Analytic solutions of heat and mass transfer in flat heat pipes with porous wicks

Abstract

Flat heat pipes have been used in cooling computer chips. However, previous models impose heat rate through the pipe as an input parameter, preventing optimization of heat transfer. We consider a horizontal flat heat pipe with an idealized porous wick on either one or both walls. A constant temperature difference is imposed across the two ends of the pipe, and we seek a steady-state solution. The pores in the wick are straight circular capillaries running along and across the wick, and are filled with a partially-wetting liquid. Its vapor fills the center region of the pipe and is connected to the liquid through circular pore openings on the wick surface. At the hot end, the liquid evaporates from the pore openings into vapor, which moves to the cold end where it condenses and the condensate flows in the wick to the hot end to complete a cycle. The mass evaporation rate at each pore opening on the wick surface is found from evaporation kinetics. This pore-level result is incorporated into pipe-level mass, momentum, and energy balances.

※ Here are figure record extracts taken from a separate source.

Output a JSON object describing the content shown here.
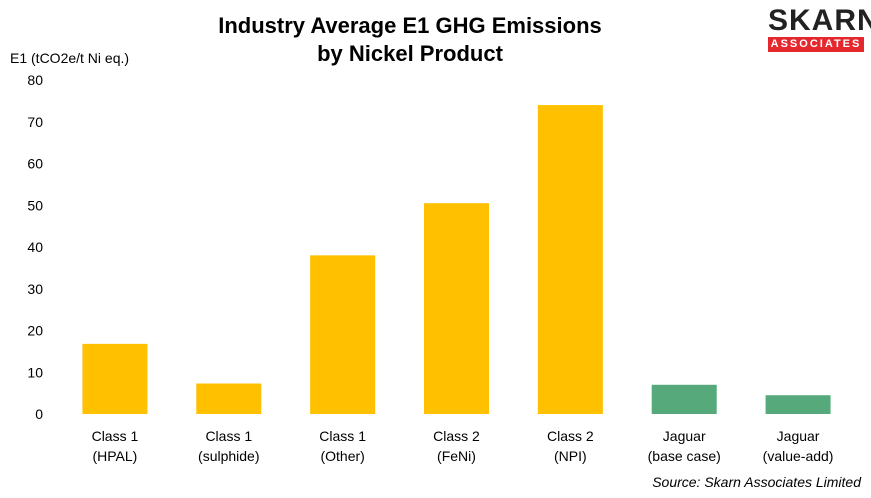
{
  "chart_data": {
    "type": "bar",
    "title_line1": "Industry Average E1 GHG Emissions",
    "title_line2": "by Nickel Product",
    "ylabel": "E1 (tCO2e/t Ni eq.)",
    "xlabel": "",
    "ylim": [
      0,
      80
    ],
    "yticks": [
      0,
      10,
      20,
      30,
      40,
      50,
      60,
      70,
      80
    ],
    "grid": false,
    "categories": [
      [
        "Class 1",
        "(HPAL)"
      ],
      [
        "Class 1",
        "(sulphide)"
      ],
      [
        "Class 1",
        "(Other)"
      ],
      [
        "Class 2",
        "(FeNi)"
      ],
      [
        "Class 2",
        "(NPI)"
      ],
      [
        "Jaguar",
        "(base case)"
      ],
      [
        "Jaguar",
        "(value-add)"
      ]
    ],
    "values": [
      16.8,
      7.3,
      38,
      50.5,
      74,
      7,
      4.5
    ],
    "bar_colors": [
      "#ffc000",
      "#ffc000",
      "#ffc000",
      "#ffc000",
      "#ffc000",
      "#55a97b",
      "#55a97b"
    ]
  },
  "logo": {
    "top": "SKARN",
    "bottom": "ASSOCIATES"
  },
  "source": "Source: Skarn Associates Limited"
}
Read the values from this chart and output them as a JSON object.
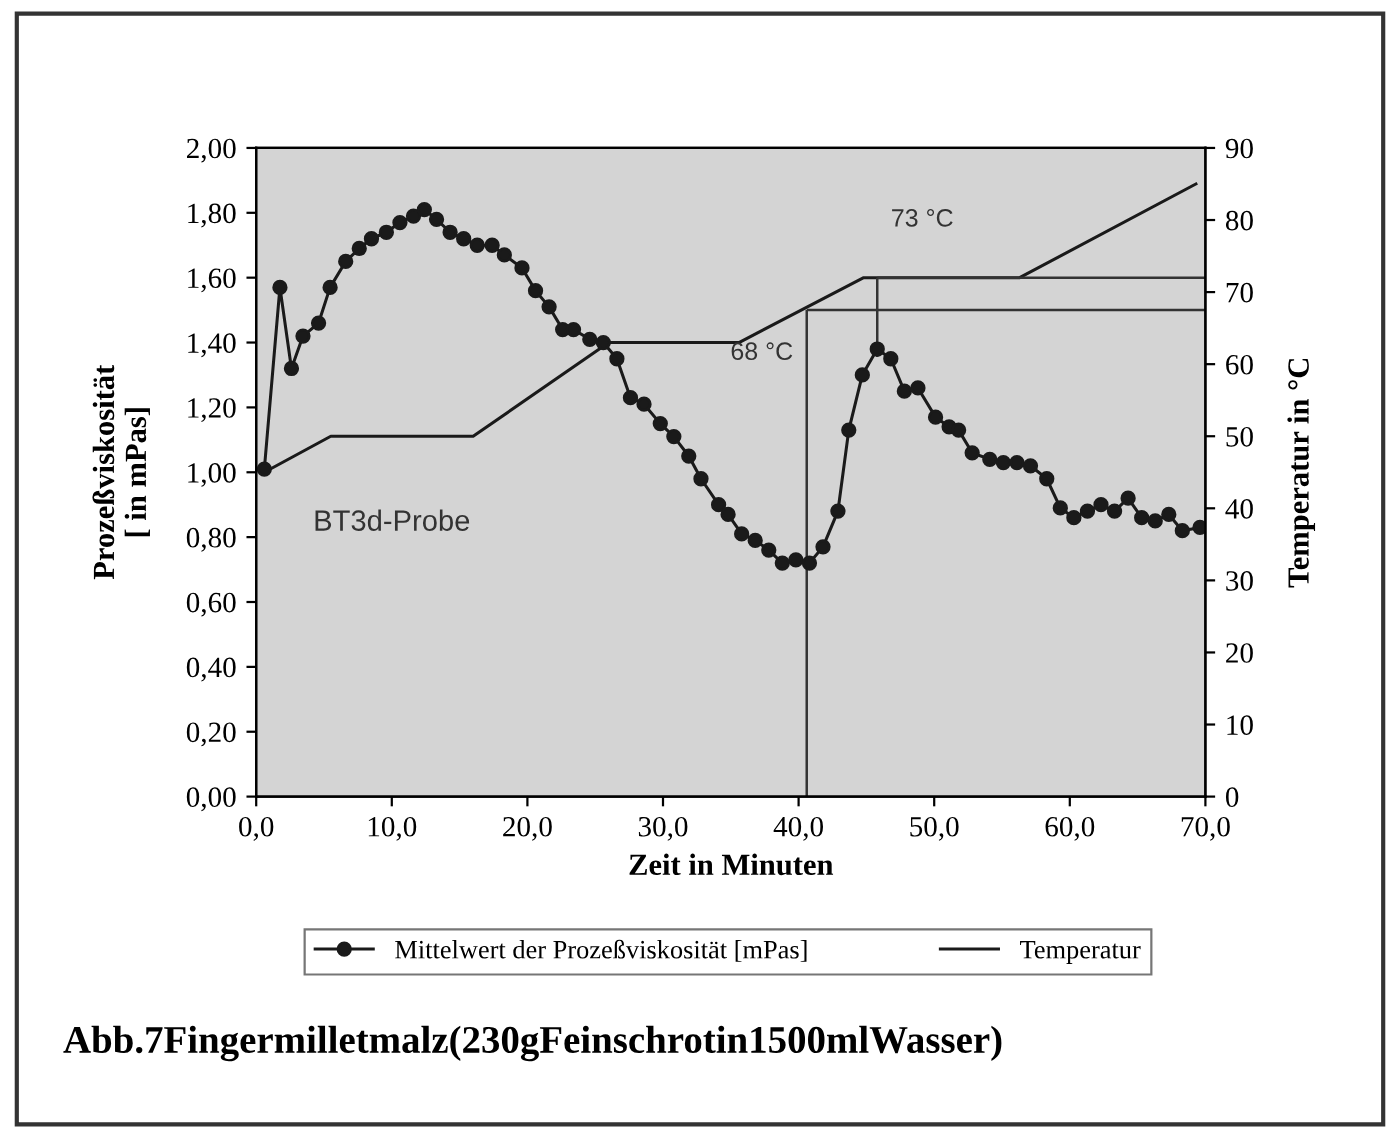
{
  "chart_data": {
    "type": "line",
    "xlabel": "Zeit in Minuten",
    "ylabel": "Prozeßviskosität\n[ in mPas]",
    "y2label": "Temperatur in °C",
    "series": [
      {
        "name": "Mittelwert der Prozeßviskosität [mPas]",
        "color": "#1a1a1a",
        "marker": "circle",
        "x": [
          0.6,
          1.75,
          2.6,
          3.45,
          4.6,
          5.45,
          6.6,
          7.6,
          8.5,
          9.6,
          10.6,
          11.6,
          12.4,
          13.3,
          14.3,
          15.3,
          16.3,
          17.4,
          18.3,
          19.6,
          20.6,
          21.6,
          22.6,
          23.4,
          24.6,
          25.6,
          26.6,
          27.6,
          28.6,
          29.8,
          30.8,
          31.9,
          32.8,
          34.1,
          34.8,
          35.8,
          36.8,
          37.8,
          38.8,
          39.8,
          40.8,
          41.8,
          42.9,
          43.7,
          44.7,
          45.8,
          46.8,
          47.8,
          48.8,
          50.1,
          51.1,
          51.8,
          52.8,
          54.1,
          55.1,
          56.1,
          57.1,
          58.3,
          59.3,
          60.3,
          61.3,
          62.3,
          63.3,
          64.3,
          65.3,
          66.3,
          67.3,
          68.3,
          69.6
        ],
        "values": [
          1.01,
          1.57,
          1.32,
          1.42,
          1.46,
          1.57,
          1.65,
          1.69,
          1.72,
          1.74,
          1.77,
          1.79,
          1.81,
          1.78,
          1.74,
          1.72,
          1.7,
          1.7,
          1.67,
          1.63,
          1.56,
          1.51,
          1.44,
          1.44,
          1.41,
          1.4,
          1.35,
          1.23,
          1.21,
          1.15,
          1.11,
          1.05,
          0.98,
          0.9,
          0.87,
          0.81,
          0.79,
          0.76,
          0.72,
          0.73,
          0.72,
          0.77,
          0.88,
          1.13,
          1.3,
          1.38,
          1.35,
          1.25,
          1.26,
          1.17,
          1.14,
          1.13,
          1.06,
          1.04,
          1.03,
          1.03,
          1.02,
          0.98,
          0.89,
          0.86,
          0.88,
          0.9,
          0.88,
          0.92,
          0.86,
          0.85,
          0.87,
          0.82,
          0.83
        ]
      },
      {
        "name": "Temperatur",
        "color": "#1a1a1a",
        "axis": "y2",
        "marker": "none",
        "x": [
          0.6,
          5.5,
          16,
          26,
          35.6,
          44.8,
          56.3,
          69.3
        ],
        "values": [
          45,
          50,
          50,
          63,
          63,
          72,
          72,
          85
        ]
      }
    ],
    "xlim": [
      0,
      70
    ],
    "xticks": [
      {
        "value": 0,
        "label": "0,0"
      },
      {
        "value": 10,
        "label": "10,0"
      },
      {
        "value": 20,
        "label": "20,0"
      },
      {
        "value": 30,
        "label": "30,0"
      },
      {
        "value": 40,
        "label": "40,0"
      },
      {
        "value": 50,
        "label": "50,0"
      },
      {
        "value": 60,
        "label": "60,0"
      },
      {
        "value": 70,
        "label": "70,0"
      }
    ],
    "ylim": [
      0,
      2
    ],
    "yticks": [
      {
        "value": 0,
        "label": "0,00"
      },
      {
        "value": 0.2,
        "label": "0,20"
      },
      {
        "value": 0.4,
        "label": "0,40"
      },
      {
        "value": 0.6,
        "label": "0,60"
      },
      {
        "value": 0.8,
        "label": "0,80"
      },
      {
        "value": 1.0,
        "label": "1,00"
      },
      {
        "value": 1.2,
        "label": "1,20"
      },
      {
        "value": 1.4,
        "label": "1,40"
      },
      {
        "value": 1.6,
        "label": "1,60"
      },
      {
        "value": 1.8,
        "label": "1,80"
      },
      {
        "value": 2.0,
        "label": "2,00"
      }
    ],
    "y2lim": [
      0,
      90
    ],
    "y2ticks": [
      0,
      10,
      20,
      30,
      40,
      50,
      60,
      70,
      80,
      90
    ],
    "ref_lines": [
      {
        "axis": "x",
        "value": 40.6,
        "color": "#333333"
      },
      {
        "axis": "x",
        "value": 45.8,
        "color": "#333333"
      },
      {
        "axis": "y2",
        "value": 67.5,
        "label": "68 °C",
        "color": "#333333"
      },
      {
        "axis": "y2",
        "value": 72,
        "label": "73 °C",
        "color": "#333333"
      }
    ],
    "annotations": [
      "BT3d-Probe",
      "Abb.7Fingermilletmalz(230gFeinschrotin1500mlWasser)"
    ],
    "grid": false,
    "legend": "bottom",
    "line_style": "solid"
  }
}
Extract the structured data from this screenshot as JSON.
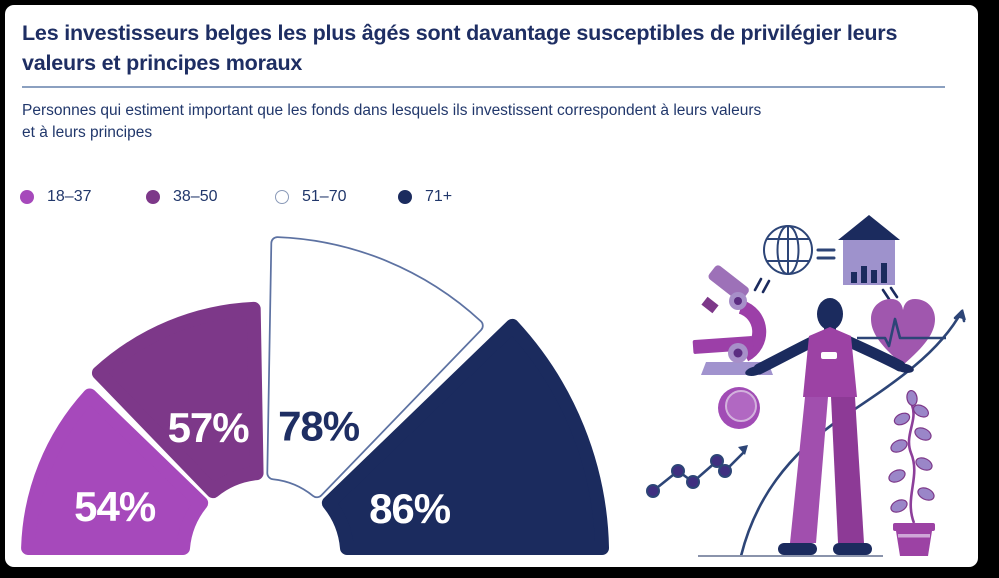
{
  "header": {
    "title_lines": [
      "Les investisseurs belges les plus âgés sont davantage susceptibles de privilégier leurs",
      "valeurs et principes moraux"
    ],
    "subtitle_lines": [
      "Personnes qui estiment important que les fonds dans lesquels ils investissent correspondent à leurs valeurs",
      "et à leurs principes"
    ]
  },
  "legend": {
    "items": [
      {
        "label": "18–37",
        "color": "#a649bb",
        "outlined": false
      },
      {
        "label": "38–50",
        "color": "#7d3889",
        "outlined": false
      },
      {
        "label": "51–70",
        "color": "#ffffff",
        "outlined": true
      },
      {
        "label": "71+",
        "color": "#1b2b5e",
        "outlined": false
      }
    ],
    "outline_color": "#8a9ab8"
  },
  "chart_data": {
    "type": "pie",
    "variant": "half-donut fan / polar rose, 4 equal 45° sectors, radius proportional to value",
    "title": "Les investisseurs belges les plus âgés sont davantage susceptibles de privilégier leurs valeurs et principes moraux",
    "subtitle": "Personnes qui estiment important que les fonds dans lesquels ils investissent correspondent à leurs valeurs et à leurs principes",
    "categories": [
      "18–37",
      "38–50",
      "51–70",
      "71+"
    ],
    "values": [
      54,
      57,
      78,
      86
    ],
    "unit": "%",
    "segment_colors": [
      "#a649bb",
      "#7d3889",
      "#ffffff",
      "#1b2b5e"
    ],
    "label_colors": [
      "#ffffff",
      "#ffffff",
      "#1e2e63",
      "#ffffff"
    ],
    "white_segment_outline": "#5d72a2",
    "angle_span_deg": 180,
    "legend_position": "top-left"
  },
  "illustration": {
    "description": "Person balancing investing-research icons: microscope, coin, growth line chart, globe equals bank with bar chart, heart with pulse, potted plant, big ascending arrow",
    "icon_names": [
      "person-figure",
      "microscope-icon",
      "coin-icon",
      "growth-line-icon",
      "globe-icon",
      "equals-icon",
      "bank-bar-chart-icon",
      "heart-pulse-icon",
      "plant-icon",
      "ascending-arrow-icon",
      "ground-line"
    ],
    "palette": {
      "navy": "#1b2b5e",
      "line_navy": "#2d4577",
      "magenta": "#9c42a4",
      "light_magenta": "#b168c2",
      "lavender": "#9e92cc",
      "light_lavender": "#a193ce",
      "leaf": "#9a86c8",
      "indigo_dot": "#3f2f80",
      "ground": "#8a93ab"
    }
  },
  "colors": {
    "frame": "#000000",
    "panel": "#ffffff",
    "title": "#1e2e63",
    "rule": "#8ba0c0",
    "body_text": "#21376b"
  }
}
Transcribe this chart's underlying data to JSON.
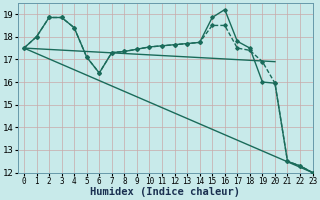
{
  "xlabel": "Humidex (Indice chaleur)",
  "xlim": [
    -0.5,
    23
  ],
  "ylim": [
    12,
    19.5
  ],
  "yticks": [
    12,
    13,
    14,
    15,
    16,
    17,
    18,
    19
  ],
  "xticks": [
    0,
    1,
    2,
    3,
    4,
    5,
    6,
    7,
    8,
    9,
    10,
    11,
    12,
    13,
    14,
    15,
    16,
    17,
    18,
    19,
    20,
    21,
    22,
    23
  ],
  "background_color": "#c8eaea",
  "grid_color": "#c8a8a8",
  "line_color": "#1a6b5a",
  "lines": [
    {
      "x": [
        0,
        23
      ],
      "y": [
        17.5,
        12.0
      ],
      "marker": false,
      "dashed": false,
      "lw": 1.0
    },
    {
      "x": [
        0,
        20
      ],
      "y": [
        17.5,
        16.9
      ],
      "marker": false,
      "dashed": false,
      "lw": 1.0
    },
    {
      "x": [
        0,
        1,
        2,
        3,
        4,
        5,
        6,
        7,
        8,
        9,
        10,
        11,
        12,
        13,
        14,
        15,
        16,
        17,
        18,
        19,
        20,
        21,
        22,
        23
      ],
      "y": [
        17.5,
        18.0,
        18.85,
        18.85,
        18.4,
        17.1,
        16.4,
        17.3,
        17.35,
        17.45,
        17.55,
        17.6,
        17.65,
        17.7,
        17.75,
        18.5,
        18.5,
        17.5,
        17.4,
        16.9,
        15.95,
        12.5,
        12.3,
        12.0
      ],
      "marker": true,
      "dashed": true,
      "lw": 1.0
    },
    {
      "x": [
        0,
        1,
        2,
        3,
        4,
        5,
        6,
        7,
        8,
        9,
        10,
        11,
        12,
        13,
        14,
        15,
        16,
        17,
        18,
        19,
        20,
        21,
        22,
        23
      ],
      "y": [
        17.5,
        18.0,
        18.85,
        18.85,
        18.4,
        17.1,
        16.4,
        17.3,
        17.35,
        17.45,
        17.55,
        17.6,
        17.65,
        17.7,
        17.75,
        18.85,
        19.2,
        17.8,
        17.5,
        16.0,
        15.95,
        12.5,
        12.3,
        12.0
      ],
      "marker": true,
      "dashed": false,
      "lw": 1.0
    }
  ],
  "font_size_xlabel": 7.5,
  "xlabel_color": "#1a3050"
}
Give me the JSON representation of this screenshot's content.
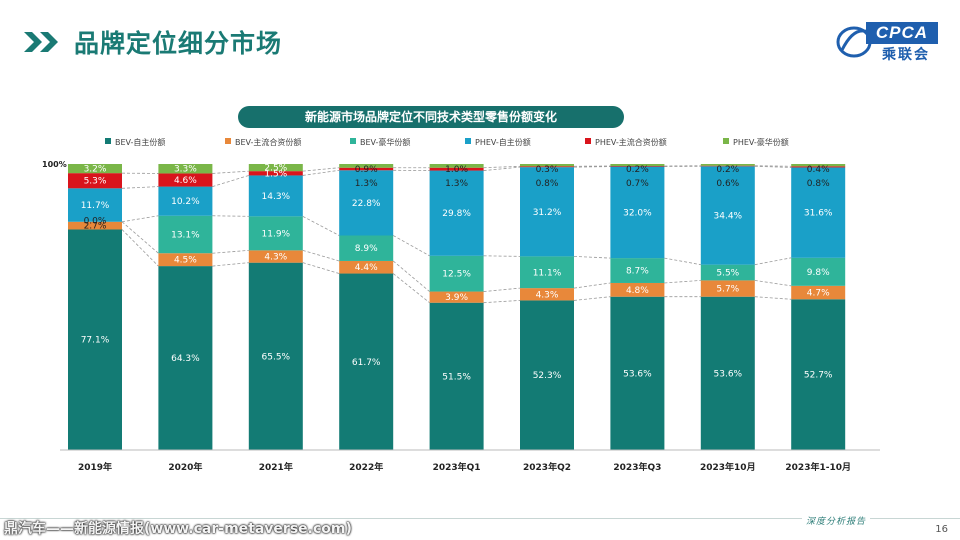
{
  "page": {
    "title": "品牌定位细分市场",
    "logo_en": "CPCA",
    "logo_cn": "乘联会",
    "footer_text": "深度分析报告",
    "page_number": "16",
    "watermark_bottom": "鼎汽车——新能源情报(www.car-metaverse.com)"
  },
  "colors": {
    "title": "#1a7a74",
    "chart_title_bg": "#17706c",
    "BEV-自主份额": "#137b74",
    "BEV-主流合资份额": "#e8883a",
    "BEV-豪华份额": "#2fb49a",
    "PHEV-自主份额": "#1aa0c8",
    "PHEV-主流合资份额": "#d9141c",
    "PHEV-豪华份额": "#7ab648"
  },
  "chart_data": {
    "type": "bar",
    "stacked": true,
    "title": "新能源市场品牌定位不同技术类型零售份额变化",
    "categories": [
      "2019年",
      "2020年",
      "2021年",
      "2022年",
      "2023年Q1",
      "2023年Q2",
      "2023年Q3",
      "2023年10月",
      "2023年1-10月"
    ],
    "y_top_label": "100%",
    "ylim": [
      0,
      100
    ],
    "legend_position": "top",
    "series": [
      {
        "name": "BEV-自主份额",
        "values": [
          77.1,
          64.3,
          65.5,
          61.7,
          51.5,
          52.3,
          53.6,
          53.6,
          52.7
        ],
        "labels": [
          "77.1%",
          "64.3%",
          "65.5%",
          "61.7%",
          "51.5%",
          "52.3%",
          "53.6%",
          "53.6%",
          "52.7%"
        ]
      },
      {
        "name": "BEV-主流合资份额",
        "values": [
          2.7,
          4.5,
          4.3,
          4.4,
          3.9,
          4.3,
          4.8,
          5.7,
          4.7
        ],
        "labels": [
          "2.7%",
          "4.5%",
          "4.3%",
          "4.4%",
          "3.9%",
          "4.3%",
          "4.8%",
          "5.7%",
          "4.7%"
        ]
      },
      {
        "name": "BEV-豪华份额",
        "values": [
          0.0,
          13.1,
          11.9,
          8.9,
          12.5,
          11.1,
          8.7,
          5.5,
          9.8
        ],
        "labels": [
          "0.0%",
          "13.1%",
          "11.9%",
          "8.9%",
          "12.5%",
          "11.1%",
          "8.7%",
          "5.5%",
          "9.8%"
        ]
      },
      {
        "name": "PHEV-自主份额",
        "values": [
          11.7,
          10.2,
          14.3,
          22.8,
          29.8,
          31.2,
          32.0,
          34.4,
          31.6
        ],
        "labels": [
          "11.7%",
          "10.2%",
          "14.3%",
          "22.8%",
          "29.8%",
          "31.2%",
          "32.0%",
          "34.4%",
          "31.6%"
        ]
      },
      {
        "name": "PHEV-主流合资份额",
        "values": [
          5.3,
          4.6,
          1.5,
          0.9,
          1.0,
          0.3,
          0.2,
          0.2,
          0.4
        ],
        "labels": [
          "5.3%",
          "4.6%",
          "1.5%",
          "0.9%",
          "1.0%",
          "0.3%",
          "0.2%",
          "0.2%",
          "0.4%"
        ]
      },
      {
        "name": "PHEV-豪华份额",
        "values": [
          3.2,
          3.3,
          2.5,
          1.3,
          1.3,
          0.8,
          0.7,
          0.6,
          0.8
        ],
        "labels": [
          "3.2%",
          "3.3%",
          "2.5%",
          "1.3%",
          "1.3%",
          "0.8%",
          "0.7%",
          "0.6%",
          "0.8%"
        ]
      }
    ]
  }
}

The mass evaporation rate is found to depend only on the pipe temperature and is essentially independent of the vapor pressure. Consequently, the pipe behaves like a fin with evaporative cooling instead of convective cooling. Thus, the analytic fin solution holds for the pipe temperature and contains only one dimensionless number S (S2 is the ratio of evaporative to conductive heat rate through the pipe). It is observed that in heat pipes, S≫1 and thermal energy is chiefly transferred by vapor flow. Analytic solutions are subsequently found for the evaporation rate, the heat rate through the pipe, and the liquid and vapor flows along the pipe. Our idealized-wick parameters are converted to the porosity and permeability of a porous medium, so that we can compare directly with two published flat heat-pipe experiments. We analyze the effects of pipe length and wick thickness on the heat rate through the pipe, and provide guides for future design of flat heat pipes.